MS: Zunächst versuche ich nicht, jemandes Erfahrung zu ändern oder ihnen zu helfen, sich zu verändern. Meine Aufgabe ist es, die Herzen der Begleiter zu berühren, denn das war alles, was ich wollte, als ich meinen schwersten Verlust erlebte – nur jemand, der meinen Schmerz bezeugt. Ich lade sie ein, mit mir im Feuer zu leben, indem sie sagt: "Ich bin hier bei dir, ich werde hier bei dir sitzen." Ich schütze mich nicht vor ihrem Schmerz, ich versuche nur zu halten ein liebevoller Raum, damit sie es fühlen können. Das Verschieben geschieht fast zu 100%, weil jemand Zeuge ist.

MM: Lassen Sie mich noch eine letzte Frage stellen. Dein Leben und deine Karriere sind durch deine Arbeit mit den Mystikern aller Traditionen tief kultiviert worden, und die Mystik hat in unserer Kultur einen schlechten Ruf. Viele intelligente, gut informierte Leute denken, dass es dasselbe ist wie Magie oder Zauberei. Wie können wir unseren Sinn für Mystik im Alltag begründen?

MS: Bei der Mystik geht es darum, eine direkte Begegnung mit dem Göttlichen, mit dem Heiligen, mit dem Mysterium zu haben, im Gegensatz zu einer Art vermittelter Erfahrung durch vorgeschriebene Gebete oder Rituale. Es geht darum, das Heilige mit unseren eigenen Wesen zu treffen, einen Sinn für die direkte Erfahrung des Heiligen zu haben. Es kann Wandern sein, es kann kochen, es kann die Geburt eines Babys oder den Tod eines geliebten Menschen bezeugen, wenn dieser Sinn des Heiligen durchbricht und uns direkt berührt.

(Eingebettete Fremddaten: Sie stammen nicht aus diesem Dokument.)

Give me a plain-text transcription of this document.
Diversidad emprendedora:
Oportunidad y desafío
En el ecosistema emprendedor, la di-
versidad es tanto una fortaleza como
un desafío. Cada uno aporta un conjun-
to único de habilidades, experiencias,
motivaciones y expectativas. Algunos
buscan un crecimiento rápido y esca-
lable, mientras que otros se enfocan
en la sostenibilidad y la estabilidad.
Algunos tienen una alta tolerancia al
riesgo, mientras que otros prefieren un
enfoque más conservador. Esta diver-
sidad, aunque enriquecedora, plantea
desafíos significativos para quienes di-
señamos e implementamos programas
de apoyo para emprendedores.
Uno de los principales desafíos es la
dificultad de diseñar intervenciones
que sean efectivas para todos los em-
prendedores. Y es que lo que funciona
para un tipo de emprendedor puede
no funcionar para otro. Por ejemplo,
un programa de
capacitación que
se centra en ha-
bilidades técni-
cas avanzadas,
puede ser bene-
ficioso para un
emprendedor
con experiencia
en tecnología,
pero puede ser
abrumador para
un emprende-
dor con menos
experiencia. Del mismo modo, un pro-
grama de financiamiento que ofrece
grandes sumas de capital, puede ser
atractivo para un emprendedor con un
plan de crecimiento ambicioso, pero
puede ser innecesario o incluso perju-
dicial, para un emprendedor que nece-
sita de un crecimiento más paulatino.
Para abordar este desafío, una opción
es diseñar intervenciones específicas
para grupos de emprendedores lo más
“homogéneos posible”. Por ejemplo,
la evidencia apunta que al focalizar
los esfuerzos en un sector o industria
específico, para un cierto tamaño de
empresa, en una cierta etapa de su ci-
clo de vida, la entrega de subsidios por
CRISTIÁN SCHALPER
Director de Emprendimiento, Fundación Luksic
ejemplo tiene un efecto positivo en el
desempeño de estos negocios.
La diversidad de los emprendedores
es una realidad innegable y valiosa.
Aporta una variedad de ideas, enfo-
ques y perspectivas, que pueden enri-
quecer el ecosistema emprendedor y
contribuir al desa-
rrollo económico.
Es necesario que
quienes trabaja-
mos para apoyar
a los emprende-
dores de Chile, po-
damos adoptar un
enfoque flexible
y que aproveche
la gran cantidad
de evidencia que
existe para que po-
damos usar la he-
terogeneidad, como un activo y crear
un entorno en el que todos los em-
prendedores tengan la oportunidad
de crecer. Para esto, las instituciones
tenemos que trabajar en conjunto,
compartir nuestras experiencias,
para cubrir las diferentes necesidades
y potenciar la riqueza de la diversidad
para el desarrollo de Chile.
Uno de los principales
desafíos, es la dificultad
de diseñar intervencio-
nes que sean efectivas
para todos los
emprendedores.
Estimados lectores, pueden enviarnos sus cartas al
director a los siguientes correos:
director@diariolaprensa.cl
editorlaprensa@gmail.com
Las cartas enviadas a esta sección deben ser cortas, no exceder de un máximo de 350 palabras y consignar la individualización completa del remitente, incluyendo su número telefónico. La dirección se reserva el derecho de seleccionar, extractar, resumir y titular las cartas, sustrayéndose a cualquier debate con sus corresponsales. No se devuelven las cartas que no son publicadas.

Diese Erfahrungen kommen teilweise durch Gnade zustande und treten manchmal auf, egal ob wir sie wollen oder nicht. Der Schlüsselweg, den ich kenne, um den Boden für diese Erfahrung zu kultivieren, ist durch eine Art Meditationspraxis. Stilles Sitzen lehrt uns, nicht alles zu glauben, was wir denken, und deshalb dem Durchbrechen – wie die christlichen Mystiker sagen – des Göttlichen zur Verfügung zu stehen. Aufgrund der Tatsache, dass wir einige Minuten lang still und still waren, wird dieser Boden unseres Wesens bebaut. Die Bereitschaft, nichts zu wissen, schafft die Voraussetzungen für diese heilige, transformierende Begegnung. Ich beschränke das nicht auf irgendeine religiöse Tradition. Ich nehme den Gott der Liebe, wo immer ich sie finden kann. Im Judentum, Christentum, Islam, indianische Traditionen, Hinduismus, Buddhismus. Überall.